Republican Dave Yost and Democrat Steve Dettelbach are both attorneys, and they both have a way with words, peppering their comments with colorful phrases like “that’s just horsefeathers” and “malarkey.”
But Republican state auditor and the Democratic former U.S. Attorney for the Northern District of Ohio disagree strongly on several issues – most notably, on what Yost could have done involving the Electronic Classroom of Tomorrow.
Ohio’s attorney general is the state’s top cop, protecting Ohioans against shady business practices and crime on the streets. Whoever wins next week’s attorney general election will be among the five new statewide executive officeholders who will take over in January, and will determine the trajectory of state lawsuits on the opioid crisis as well as ECOT.
Dettelbach notes Yost met three times with a whistleblower who said the online charter school was inflating student attendance to get state money. He says Yost should have turned that over to law enforcement but didn’t because Yost received $29,000 in donations from ECOT founder Bill Lager.
“If, when I was U.S. attorney, if the people that I was investigating had come into my office like they did to Mr. Yost’s and said, ‘Hey, I know you were investigating, but you know what? Here's some checks for you for your campaign while you’re investigating me,’ I would have gotten on the phone. The FBI would have taken those guys out in handcuffs,” Dettelbach says. “It is outrageous for him to try to just muddy this up and not take responsibility. He ought to just take responsibility for what he did.”
Yost donated the ECOT money to charity after his audit was released. He says his office was following appropriate procedure in not turning things over to law enforcement right away.
“Do you think the Columbus School investigation on data scrubbing should have handed over to law enforcement? No, that’s Monday morning quarterbacking,” Yost says. “We did what we always do when we get a complaint. We investigate. We go after the information that's available. And when we find something criminal, as I did in the 2017 audit, I turn it over to the authorities at that point.”

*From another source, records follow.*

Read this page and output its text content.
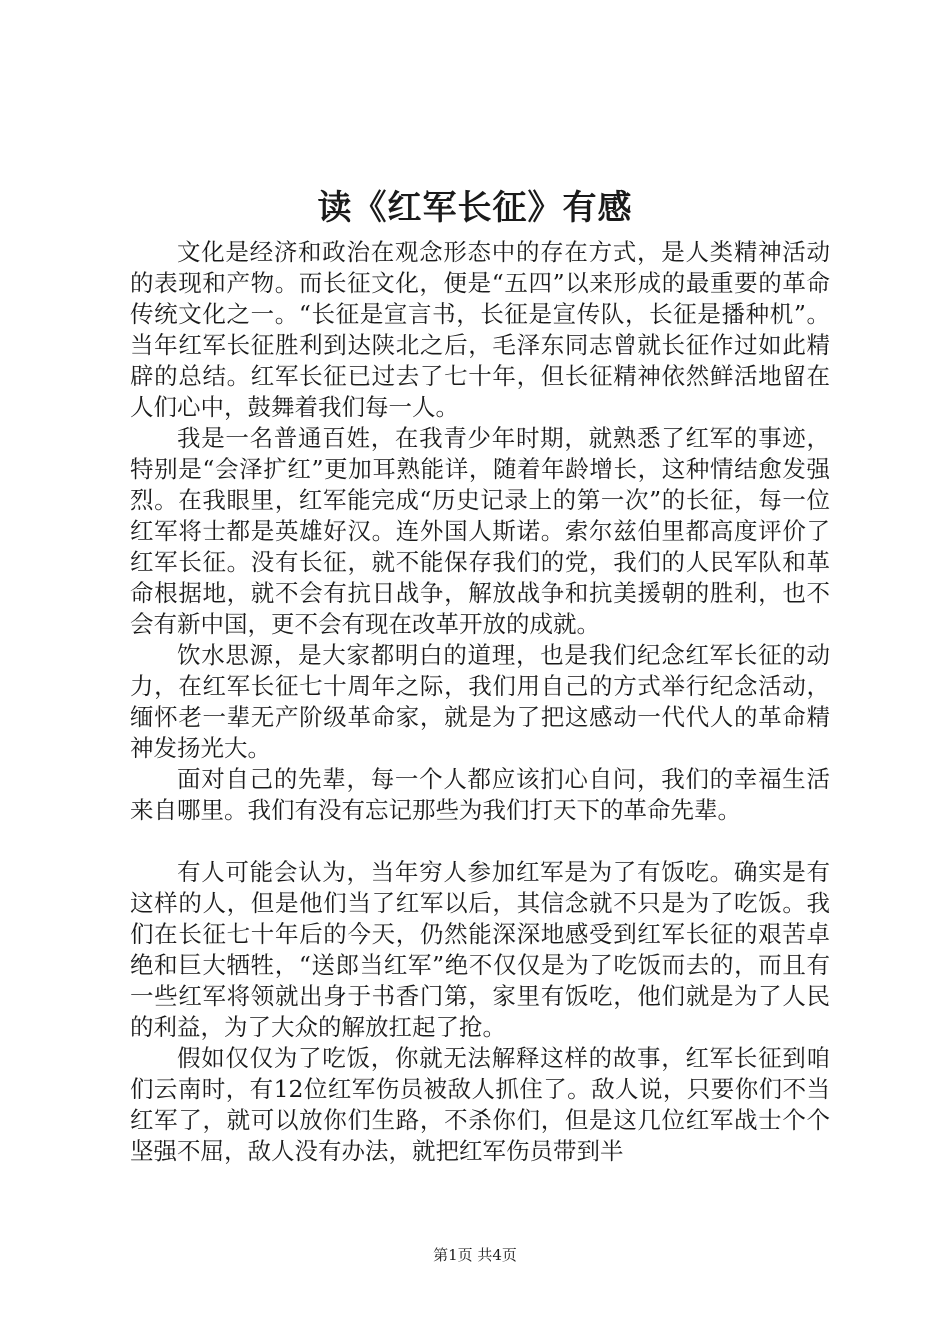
读《红军长征》有感

文化是经济和政治在观念形态中的存在方式，是人类精神活动的表现和产物。而长征文化，便是“五四”以来形成的最重要的革命传统文化之一。“长征是宣言书，长征是宣传队，长征是播种机”。当年红军长征胜利到达陕北之后，毛泽东同志曾就长征作过如此精辟的总结。红军长征已过去了七十年，但长征精神依然鲜活地留在人们心中，鼓舞着我们每一人。

我是一名普通百姓，在我青少年时期，就熟悉了红军的事迹，特别是“会泽扩红”更加耳熟能详，随着年龄增长，这种情结愈发强烈。在我眼里，红军能完成“历史记录上的第一次”的长征，每一位红军将士都是英雄好汉。连外国人斯诺。索尔兹伯里都高度评价了红军长征。没有长征，就不能保存我们的党，我们的人民军队和革命根据地，就不会有抗日战争，解放战争和抗美援朝的胜利，也不会有新中国，更不会有现在改革开放的成就。

饮水思源，是大家都明白的道理，也是我们纪念红军长征的动力，在红军长征七十周年之际，我们用自己的方式举行纪念活动，缅怀老一辈无产阶级革命家，就是为了把这感动一代代人的革命精神发扬光大。

面对自己的先辈，每一个人都应该扪心自问，我们的幸福生活来自哪里。我们有没有忘记那些为我们打天下的革命先辈。

有人可能会认为，当年穷人参加红军是为了有饭吃。确实是有这样的人，但是他们当了红军以后，其信念就不只是为了吃饭。我们在长征七十年后的今天，仍然能深深地感受到红军长征的艰苦卓绝和巨大牺牲，“送郎当红军”绝不仅仅是为了吃饭而去的，而且有一些红军将领就出身于书香门第，家里有饭吃，他们就是为了人民的利益，为了大众的解放扛起了抢。

假如仅仅为了吃饭，你就无法解释这样的故事，红军长征到咱们云南时，有12位红军伤员被敌人抓住了。敌人说，只要你们不当红军了，就可以放你们生路，不杀你们，但是这几位红军战士个个坚强不屈，敌人没有办法，就把红军伤员带到半

第1页 共4页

Yost says almost everything that’s now known about ECOT comes from the work of his office, and that the online school was shut down. He says changes happened in the law on charter schools because of his team, but Dettelbach dismisses this claim.
Both candidates want to speed up work at the state’s crime lab. Both say they’ll look for objective criteria when it comes to hiring outside special counsel.
And they’re both passionate when asked about the clergy sex abuse scandal in the Catholic Church. Dettelbach says if he wins, there will be an investigation into Ohio’s clergy, something that bishops across the state have called for.
Yost says Dettelbach had a chance to do that and didn’t.
“He had the full resources of the federal government, the Department of Justice, federal grand jury, the FBI, and he didn't say a word about it until he was out of power and three weeks in front of an election,” Yost says. “Wow, that's demagoguery at its worst. I feel sorry for particularly the victims who are being put front and center on his little political play.”
Dettlebach says this is in the purview of the state attorney general.
“My opponent respectfully doesn't really understand the law,” Dettelbach says. “So, the state attorney general is responsible for regulating charitable organizations, including things like the church and sexual abuse cases. Rape cases are state cases… I have come up with a specific plan to use that civil investigative authority to see whether or not there's been systematic abuse.”
With 13 people dying each day in the latest official state numbers on the opioid crisis, the attorney general will play a key role. Both candidates have plans that involve law enforcement, treatment and prevention.
Both say that Issue 1, the statewide ballot proposal that seeks to prioritize treatment over prison for drug offenders isn’t the right way to fight it. Yost says Dettelbach was late on his criticism of Issue 1, while Dettelbach says he broke from other Democrats on it after doing independent research.